There's some administrative steps as well. The repositories currently
used will be moved (g-d-u will move to GNOME SVN); we probably need new
mailing lists etc. I'll post more updates when we get to that.

So what happens with HAL? Applications will continue to use it and we
will still do bug-fix releases when necessary. But no patches for new
features will be accepted. I expect most distros to keep shipping it
(Fedora certainly will) as some apps will take some time to get ported
over. And the enterprise releases will need to support it for many
years. So it's not like we're going to ignore it, I just won't accept
patches for new features. I hope that's understandable.
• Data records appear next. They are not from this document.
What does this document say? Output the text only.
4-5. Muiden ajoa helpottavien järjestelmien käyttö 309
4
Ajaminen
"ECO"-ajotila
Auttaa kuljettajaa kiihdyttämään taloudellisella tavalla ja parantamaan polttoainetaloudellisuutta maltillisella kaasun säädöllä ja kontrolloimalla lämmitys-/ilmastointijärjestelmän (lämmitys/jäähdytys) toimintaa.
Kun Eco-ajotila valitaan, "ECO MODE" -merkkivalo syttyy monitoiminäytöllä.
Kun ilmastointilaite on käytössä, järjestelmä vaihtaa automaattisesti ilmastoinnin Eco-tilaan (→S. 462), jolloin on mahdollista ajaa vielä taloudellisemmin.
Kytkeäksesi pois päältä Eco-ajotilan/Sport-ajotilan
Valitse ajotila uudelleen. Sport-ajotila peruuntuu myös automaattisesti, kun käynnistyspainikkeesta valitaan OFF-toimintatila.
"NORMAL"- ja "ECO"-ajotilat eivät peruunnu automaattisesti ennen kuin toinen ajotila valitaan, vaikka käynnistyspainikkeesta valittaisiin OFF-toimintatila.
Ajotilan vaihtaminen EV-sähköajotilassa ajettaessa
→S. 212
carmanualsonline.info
I have Fedora 9 packages of DeviceKit, DeviceKit-disks and
gnome-disk-utility and the dependencies they need. Here are the SRPM's


and here are RPM's for i386


Warning: this will replace some F9 packages. You need to reboot
(technically you don't but...) after installing all packages. Then you
can start gnome-disk-utility.

(The usual disclaimer goes here: this is unreleased alpha-quality
software that may very well eat your disks, delete your data and kill
your dog. If it breaks you get to keep both pieces. E.g. use at your own
risk etc. etc.)

Note that there's some hard-to-grok dependencies on specific versions of
Linux, udev, mdadm and device-mapper with specific patchsets. I suggest
to wait until there are new releases of these before tinkering with it;
see the doc/TODO file in DeviceKit-disks for the details.

I actually have a Fedora 9 live CD with this stuff. I can upload it to
my page at p.fd.o if people not using F9 wants to try out g-d-u and get
a feeling of how things work. Let me know.


[1] : I still blame Havoc for the name HAL.

[2] : In fact, I've been wanting to do mkfs and partitioning stuff in
HAL for a long long time. But then I realized there was no good
authorization framework so I went off and wrote PolicyKit.